Dua hari ini aku benar2 tidak bisa tidur (wah, kena virusnya Ko hai hai ni...
). Setiap malam hanya mondar mandir di dalam kamar, tanpa ngerti harus berbuat apa. Dan siang hari pun, juga tidak merasa ngantuk sedikit pun, palingan hanya di sore hari sempat tidur 3 - 4 jam. Dan puncaknya, terasa sekali tadi malam. Semalaman penuh hanya berguling kesana kemari di atas kasur, kalau sudah bosen... maen komputer. Sampai semua game yang ada, aku mendapat highscore. Terasa bosen lagi, nonton tv... trus denger radio... trus makan... trus... trus... pada akhirnya aku ndak ngerti lagi apa yang harus aku lakuin, padahal hari masih begitu pagi (sekitar jam 4 pagi). Pengen doa... biar terlihat sedikit rohani...
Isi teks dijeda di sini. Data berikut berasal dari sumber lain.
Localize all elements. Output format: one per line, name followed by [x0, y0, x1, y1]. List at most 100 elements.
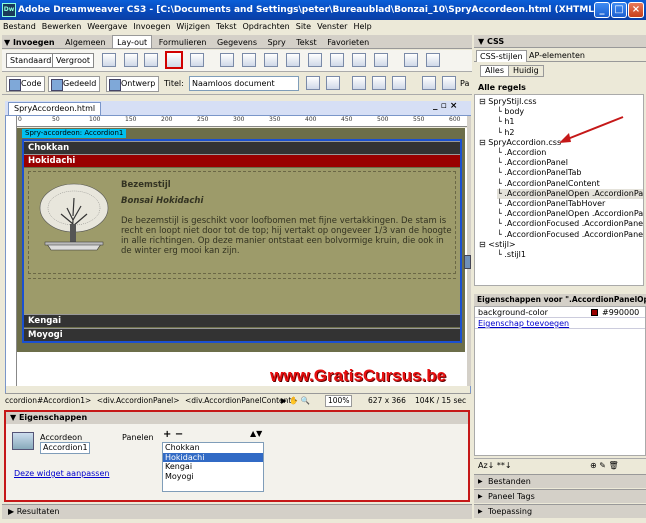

... tapi hati tak mau... coba dipaksain... ah, tetep... sama aja... garinkkk mekingking...
Jam 4 tadi pagi... detik aku benar2 merasa lelah. Aku duduk terdiam di samping kasurku. Hanya 1 kata yang keluar dari mulutku: Tuhan, aku pengen tidur...
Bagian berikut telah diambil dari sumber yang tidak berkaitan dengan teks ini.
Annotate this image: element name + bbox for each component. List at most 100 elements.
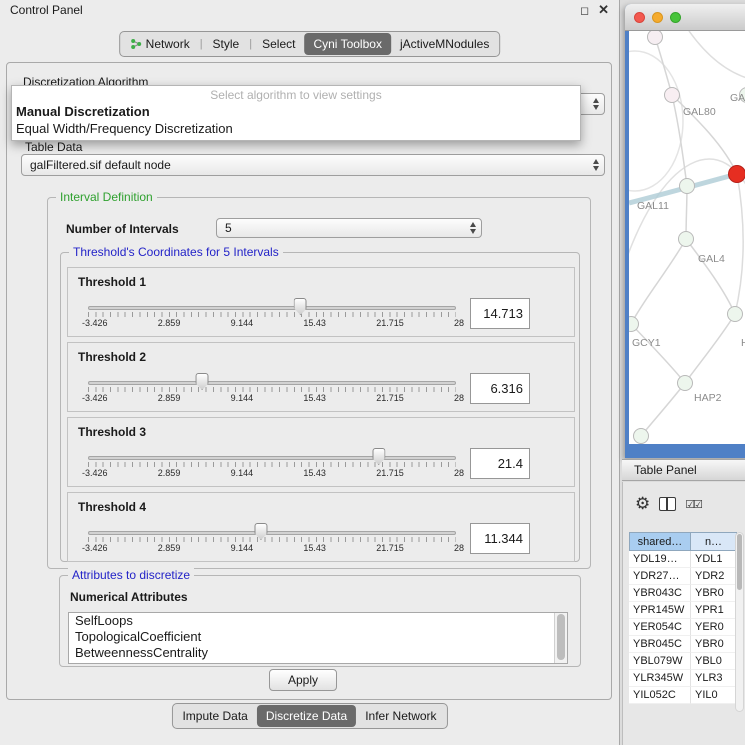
close-traffic-light[interactable] <box>634 12 645 23</box>
network-node[interactable] <box>629 317 639 332</box>
tab-label: Discretize Data <box>266 709 347 723</box>
table-row[interactable]: YIL052CYIL0 <box>629 687 737 704</box>
tick-label: 2.859 <box>158 543 181 553</box>
float-window-icon[interactable]: ◻ <box>580 4 589 17</box>
table-panel-header[interactable]: Table Panel <box>622 459 745 481</box>
table-cell: YBR0 <box>691 636 737 653</box>
node-label: GAL80 <box>683 106 716 118</box>
network-node-selected[interactable] <box>729 166 745 183</box>
table-scrollbar[interactable] <box>735 532 744 712</box>
close-icon[interactable]: ✕ <box>598 2 609 18</box>
gear-icon[interactable]: ⚙ <box>635 494 650 514</box>
threshold-slider[interactable]: -3.4262.8599.14415.4321.71528 <box>88 448 456 480</box>
tick-label: 28 <box>454 543 464 553</box>
tick-label: 28 <box>454 318 464 328</box>
columns-icon[interactable] <box>659 497 676 511</box>
slider-track[interactable] <box>88 531 456 535</box>
network-edge <box>735 174 743 314</box>
node-label: GAL11 <box>637 200 669 212</box>
num-intervals-label: Number of Intervals <box>66 222 179 236</box>
table-row[interactable]: YLR345WYLR3 <box>629 670 737 687</box>
table-row[interactable]: YPR145WYPR1 <box>629 602 737 619</box>
table-header-row: shared… n… <box>629 532 737 551</box>
tab-label: Impute Data <box>182 709 247 723</box>
table-cell: YDR27… <box>629 568 691 585</box>
tick-label: 15.43 <box>303 468 326 478</box>
list-scrollbar[interactable] <box>554 613 567 663</box>
node-table: shared… n… YDL19…YDL1YDR27…YDR2YBR043CYB… <box>629 532 737 704</box>
slider-track[interactable] <box>88 306 456 310</box>
tick-label: 2.859 <box>158 318 181 328</box>
network-canvas[interactable]: GAL80GAGAL11GAL4GCY1HHAP2 <box>629 31 745 444</box>
control-panel-titlebar: Control Panel ◻ ✕ <box>0 0 619 20</box>
network-window: GAL80GAGAL11GAL4GCY1HHAP2 <box>625 4 745 458</box>
column-header[interactable]: n… <box>691 532 737 551</box>
threshold-slider[interactable]: -3.4262.8599.14415.4321.71528 <box>88 373 456 405</box>
scrollbar-thumb[interactable] <box>737 534 742 590</box>
scrollbar-thumb[interactable] <box>557 614 565 660</box>
tick-label: 21.715 <box>376 543 404 553</box>
threshold-panel: Threshold 1 -3.4262.8599.14415.4321.7152… <box>67 267 575 337</box>
thresholds-legend: Threshold's Coordinates for 5 Intervals <box>69 245 283 259</box>
minimize-traffic-light[interactable] <box>652 12 663 23</box>
zoom-traffic-light[interactable] <box>670 12 681 23</box>
node-label: H <box>741 337 745 349</box>
table-row[interactable]: YBL079WYBL0 <box>629 653 737 670</box>
tick-label: 9.144 <box>231 318 254 328</box>
tab-network[interactable]: Network <box>121 33 199 55</box>
algorithm-option-manual[interactable]: Manual Discretization <box>12 103 580 120</box>
tab-cyni-toolbox[interactable]: Cyni Toolbox <box>304 33 390 55</box>
table-data-combobox[interactable]: galFiltered.sif default node <box>21 154 605 176</box>
table-row[interactable]: YBR045CYBR0 <box>629 636 737 653</box>
select-columns-icon[interactable]: ☑☑ <box>685 498 701 511</box>
network-node[interactable] <box>679 232 694 247</box>
threshold-value-field[interactable]: 14.713 <box>470 298 530 329</box>
num-intervals-combobox[interactable]: 5 <box>216 218 482 238</box>
network-node[interactable] <box>648 31 663 45</box>
threshold-value-field[interactable]: 6.316 <box>470 373 530 404</box>
threshold-value-field[interactable]: 21.4 <box>470 448 530 479</box>
tab-jactivemnodules[interactable]: jActiveMNodules <box>391 33 498 55</box>
column-header[interactable]: shared… <box>629 532 691 551</box>
table-row[interactable]: YDL19…YDL1 <box>629 551 737 568</box>
network-node[interactable] <box>678 376 693 391</box>
table-row[interactable]: YER054CYER0 <box>629 619 737 636</box>
tab-infer-network[interactable]: Infer Network <box>356 705 445 727</box>
threshold-value-field[interactable]: 11.344 <box>470 523 530 554</box>
tab-discretize-data[interactable]: Discretize Data <box>257 705 356 727</box>
network-node[interactable] <box>665 88 680 103</box>
tab-select[interactable]: Select <box>253 33 304 55</box>
network-node[interactable] <box>680 179 695 194</box>
network-node[interactable] <box>634 429 649 444</box>
threshold-slider[interactable]: -3.4262.8599.14415.4321.71528 <box>88 298 456 330</box>
slider-track[interactable] <box>88 381 456 385</box>
numerical-attributes-list[interactable]: SelfLoops TopologicalCoefficient Between… <box>68 612 568 664</box>
algorithm-option-equal-width[interactable]: Equal Width/Frequency Discretization <box>12 120 580 137</box>
network-node[interactable] <box>728 307 743 322</box>
slider-track[interactable] <box>88 456 456 460</box>
tab-impute-data[interactable]: Impute Data <box>173 705 256 727</box>
list-item[interactable]: BetweennessCentrality <box>69 645 567 661</box>
tick-label: -3.426 <box>82 543 108 553</box>
top-tabbar: Network | Style | Select Cyni Toolbox jA… <box>119 31 501 57</box>
tab-style[interactable]: Style <box>204 33 249 55</box>
table-cell: YBR0 <box>691 585 737 602</box>
network-edge <box>629 51 683 191</box>
table-cell: YBR045C <box>629 636 691 653</box>
threshold-slider[interactable]: -3.4262.8599.14415.4321.71528 <box>88 523 456 555</box>
table-data-label: Table Data <box>25 140 82 154</box>
tab-label: Cyni Toolbox <box>313 37 381 51</box>
combo-arrows-icon <box>593 159 599 171</box>
list-item[interactable]: TopologicalCoefficient <box>69 629 567 645</box>
table-row[interactable]: YDR27…YDR2 <box>629 568 737 585</box>
network-titlebar <box>625 4 745 31</box>
tab-label: Select <box>262 37 295 51</box>
apply-button[interactable]: Apply <box>269 669 337 691</box>
window-title: Control Panel <box>10 3 571 17</box>
list-item[interactable]: SelfLoops <box>69 613 567 629</box>
table-row[interactable]: YBR043CYBR0 <box>629 585 737 602</box>
tick-label: 9.144 <box>231 393 254 403</box>
slider-ticks <box>88 537 456 542</box>
slider-scale: -3.4262.8599.14415.4321.71528 <box>82 468 464 478</box>
thresholds-group: Threshold's Coordinates for 5 Intervals … <box>60 252 580 562</box>
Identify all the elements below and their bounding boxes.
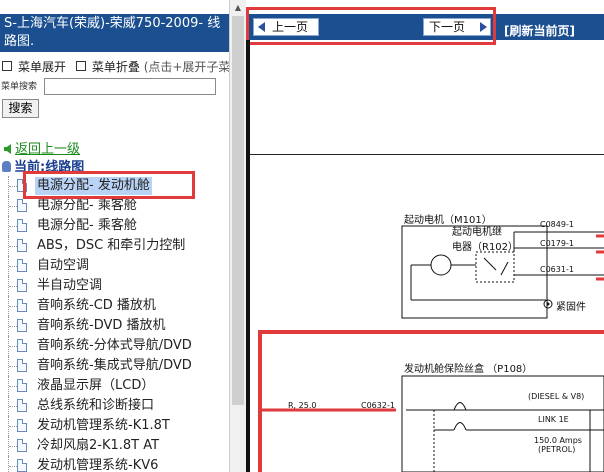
petrol-label: (PETROL) (538, 445, 576, 454)
link-label: LINK 1E (538, 415, 569, 424)
scroll-up-icon[interactable]: ▲ (232, 2, 244, 14)
menu-collapse-link[interactable]: 菜单折叠 (92, 60, 140, 74)
search-input[interactable] (44, 78, 216, 95)
tree-item[interactable]: 发动机管理系统-KV6 (0, 456, 229, 472)
document-icon (17, 199, 27, 212)
tree-item-label[interactable]: 音响系统-分体式导航/DVD (37, 337, 192, 355)
wire-label: R, 25.0 (288, 401, 317, 410)
tree-item-label[interactable]: 冷却风扇2-K1.8T AT (37, 437, 159, 455)
tree-item[interactable]: 自动空调 (0, 256, 229, 276)
relay-label-line1: 起动电机继 (452, 227, 502, 238)
scroll-thumb[interactable] (232, 16, 244, 405)
back-link[interactable]: 返回上一级 (4, 138, 80, 157)
back-arrow-icon (4, 144, 11, 154)
left-menu-panel: S-上海汽车(荣威)-荣威750-2009- 线路图. 菜单展开 菜单折叠 (点… (0, 0, 229, 472)
tree-item-label[interactable]: 液晶显示屏（LCD） (37, 377, 154, 395)
left-panel-scrollbar[interactable]: ▲ (229, 0, 246, 472)
diesel-label: (DIESEL & V8) (528, 392, 585, 401)
tree-item[interactable]: ABS，DSC 和牵引力控制 (0, 236, 229, 256)
tree-item[interactable]: 音响系统-DVD 播放机 (0, 316, 229, 336)
tree-item-label[interactable]: 音响系统-DVD 播放机 (37, 317, 166, 335)
relay-label-line2: 电器（R102） (452, 242, 519, 253)
fastener-label: 紧固件 (556, 302, 586, 313)
panel-title: S-上海汽车(荣威)-荣威750-2009- 线路图. (0, 14, 229, 52)
tree-item-label[interactable]: 电源分配- 乘客舱 (37, 197, 137, 215)
connector-label: C0631-1 (540, 265, 574, 274)
document-icon (17, 239, 27, 252)
tree-item-label[interactable]: 发动机管理系统-K1.8T (37, 417, 170, 435)
tree-item[interactable]: 液晶显示屏（LCD） (0, 376, 229, 396)
document-icon (17, 259, 27, 272)
tree-item[interactable]: 发动机管理系统-K1.8T (0, 416, 229, 436)
content-panel: 上一页 下一页 [刷新当前页] 起动电机（M101） 起动电机继 电器（R102… (246, 0, 604, 472)
back-link-text[interactable]: 返回上一级 (15, 142, 80, 157)
tree-item-label[interactable]: 音响系统-CD 播放机 (37, 297, 156, 315)
tree-item[interactable]: 总线系统和诊断接口 (0, 396, 229, 416)
menu-tree: 电源分配- 发动机舱 电源分配- 乘客舱 电源分配- 乘客舱 ABS，DSC 和… (0, 176, 229, 472)
connector-label: C0849-1 (540, 220, 574, 229)
document-icon (17, 279, 27, 292)
menu-toggle-row: 菜单展开 菜单折叠 (点击+展开子菜 (2, 58, 229, 75)
document-icon (17, 459, 27, 472)
expand-checkbox-icon[interactable] (2, 61, 12, 71)
collapse-checkbox-icon[interactable] (75, 61, 86, 71)
menu-hint: (点击+展开子菜 (143, 60, 229, 74)
search-button[interactable]: 搜索 (2, 99, 39, 118)
tree-item[interactable]: 音响系统-分体式导航/DVD (0, 336, 229, 356)
document-icon (17, 299, 27, 312)
fusebox-label: 发动机舱保险丝盒 （P108） (404, 364, 533, 375)
tree-item[interactable]: 音响系统-CD 播放机 (0, 296, 229, 316)
menu-expand-link[interactable]: 菜单展开 (18, 60, 66, 74)
tree-item[interactable]: 电源分配- 乘客舱 (0, 196, 229, 216)
connector-label: C0632-1 (361, 401, 395, 410)
tree-item[interactable]: 冷却风扇2-K1.8T AT (0, 436, 229, 456)
document-icon (17, 419, 27, 432)
document-icon (17, 399, 27, 412)
search-label: 菜单搜索 (1, 82, 38, 92)
document-icon (17, 439, 27, 452)
tree-item-label[interactable]: 电源分配- 乘客舱 (37, 217, 137, 235)
amps-label: 150.0 Amps (534, 436, 582, 445)
document-icon (17, 219, 27, 232)
document-icon (17, 339, 27, 352)
tree-item-label[interactable]: 音响系统-集成式导航/DVD (37, 357, 192, 375)
tree-item[interactable]: 电源分配- 乘客舱 (0, 216, 229, 236)
tree-item[interactable]: 音响系统-集成式导航/DVD (0, 356, 229, 376)
tree-item-label[interactable]: 总线系统和诊断接口 (37, 397, 154, 415)
document-icon (17, 359, 27, 372)
red-highlight-box (23, 171, 195, 199)
tree-item-label[interactable]: ABS，DSC 和牵引力控制 (37, 237, 185, 255)
tree-item[interactable]: 半自动空调 (0, 276, 229, 296)
connector-label: C0179-1 (540, 239, 574, 248)
tree-item-label[interactable]: 发动机管理系统-KV6 (37, 457, 158, 472)
folder-node-icon (2, 161, 11, 172)
tree-item-label[interactable]: 半自动空调 (37, 277, 102, 295)
tree-item-label[interactable]: 自动空调 (37, 257, 89, 275)
document-icon (17, 319, 27, 332)
document-icon (17, 379, 27, 392)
Ada sesuatu yang tiba2 muncul di hatiku (sejauh yang aku ngerti, lewat suara2 hati seperti inilah Tuhan ngajari aku untuk dengar suara Tuhan). "Nak, lepaskan bebanmu...."
Huh... sebenarnya aku pengen sekali pulang ke Solo, Tuhan. Aku kangen dengan mami dan adikku. Kangennn sekali...
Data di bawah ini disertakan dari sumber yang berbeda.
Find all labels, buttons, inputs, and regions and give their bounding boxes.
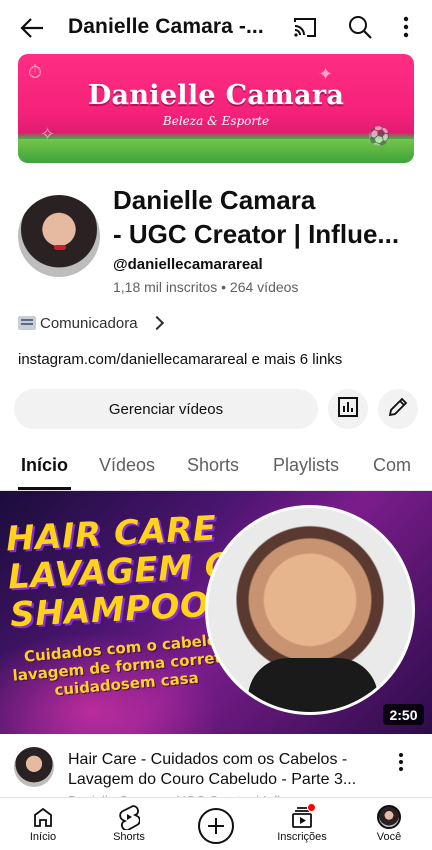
video-thumbnail[interactable]: HAIR CARE LAVAGEM COM SHAMPOO Cuidados c… — [0, 491, 432, 734]
tab-playlists[interactable]: Playlists — [273, 455, 339, 476]
subscriptions-icon — [289, 803, 316, 829]
channel-avatar[interactable] — [18, 195, 100, 277]
more-vert-icon[interactable] — [396, 13, 416, 41]
you-avatar — [377, 805, 401, 829]
video-more-icon[interactable] — [393, 750, 409, 774]
thumbnail-shirt — [248, 658, 378, 712]
avatar-lips — [54, 245, 66, 250]
channel-links[interactable]: instagram.com/daniellecamarareal e mais … — [18, 351, 342, 368]
nav-home-label: Início — [29, 831, 57, 843]
nav-subscriptions-label: Inscrições — [277, 831, 327, 843]
channel-tabs: Início Vídeos Shorts Playlists Com — [0, 445, 432, 491]
cast-icon[interactable] — [292, 15, 318, 39]
search-icon[interactable] — [346, 13, 374, 41]
channel-name: Danielle Camara - UGC Creator | Influe..… — [113, 183, 418, 251]
top-app-bar: Danielle Camara -... — [0, 0, 432, 54]
video-title[interactable]: Hair Care - Cuidados com os Cabelos - La… — [68, 750, 380, 790]
tab-videos[interactable]: Vídeos — [99, 455, 155, 476]
edit-pencil-icon — [387, 396, 409, 423]
nav-create[interactable] — [173, 798, 259, 850]
page-title: Danielle Camara -... — [68, 15, 264, 38]
thumbnail-person — [205, 505, 415, 715]
nav-you[interactable]: Você — [346, 798, 432, 850]
channel-banner: ⏱ ⚽ ✦ ✧ Danielle Camara Beleza & Esporte — [18, 54, 414, 163]
chevron-right-icon — [149, 315, 164, 331]
tab-community[interactable]: Com — [373, 455, 411, 476]
nav-home[interactable]: Início — [0, 798, 86, 850]
bottom-navigation: Início Shorts Inscrições Você — [0, 797, 432, 850]
tab-shorts[interactable]: Shorts — [187, 455, 239, 476]
banner-subtitle: Beleza & Esporte — [162, 114, 270, 128]
video-title-line1: Hair Care - Cuidados com os Cabelos - — [68, 751, 348, 768]
home-icon — [30, 805, 56, 829]
channel-stats: 1,18 mil inscritos • 264 vídeos — [113, 279, 299, 295]
nav-shorts[interactable]: Shorts — [86, 798, 172, 850]
newspaper-icon — [18, 316, 36, 330]
back-arrow-icon[interactable] — [18, 14, 46, 42]
channel-name-line2: - UGC Creator | Influe... — [113, 219, 400, 249]
video-channel-avatar[interactable] — [14, 747, 54, 787]
notification-dot — [307, 803, 316, 812]
tab-inicio[interactable]: Início — [21, 455, 68, 476]
edit-channel-button[interactable] — [378, 389, 418, 429]
ball-icon: ⚽ — [368, 126, 391, 146]
video-title-line2: Lavagem do Couro Cabeludo - Parte 3... — [68, 771, 357, 788]
channel-about-row[interactable]: Comunicadora — [18, 312, 164, 334]
banner-title: Danielle Camara — [87, 80, 345, 111]
nav-you-label: Você — [376, 831, 402, 843]
nav-subscriptions[interactable]: Inscrições — [259, 798, 345, 850]
active-tab-indicator — [18, 487, 71, 490]
analytics-button[interactable] — [328, 389, 368, 429]
banner-field — [18, 139, 414, 163]
create-plus-icon — [198, 808, 234, 844]
nav-shorts-label: Shorts — [113, 831, 145, 843]
you-avatar-icon — [376, 805, 402, 829]
about-text: Comunicadora — [40, 314, 138, 332]
analytics-icon — [337, 396, 359, 423]
channel-name-line1: Danielle Camara — [113, 185, 316, 215]
manage-videos-button[interactable]: Gerenciar vídeos — [14, 389, 318, 429]
shorts-icon — [116, 805, 142, 830]
channel-handle: @daniellecamarareal — [113, 256, 263, 273]
video-duration-badge: 2:50 — [383, 704, 424, 725]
. Tapi karena peristiwa bulan lalu itu (yang membuat mamiku lebih pilih "orang lain"), sekarang aku tidak bisa bertemu dengan mereka lagi. Adikku yang awalnya ikutan hengkang dari rumah pun, ternyata tidak tahan dengan kerasnya keadaan luar dan membuat dia kembali ke mamiku lagi. Tuhan... aku kangennn...
Tuhan... aku kangennn... kangennn sekali...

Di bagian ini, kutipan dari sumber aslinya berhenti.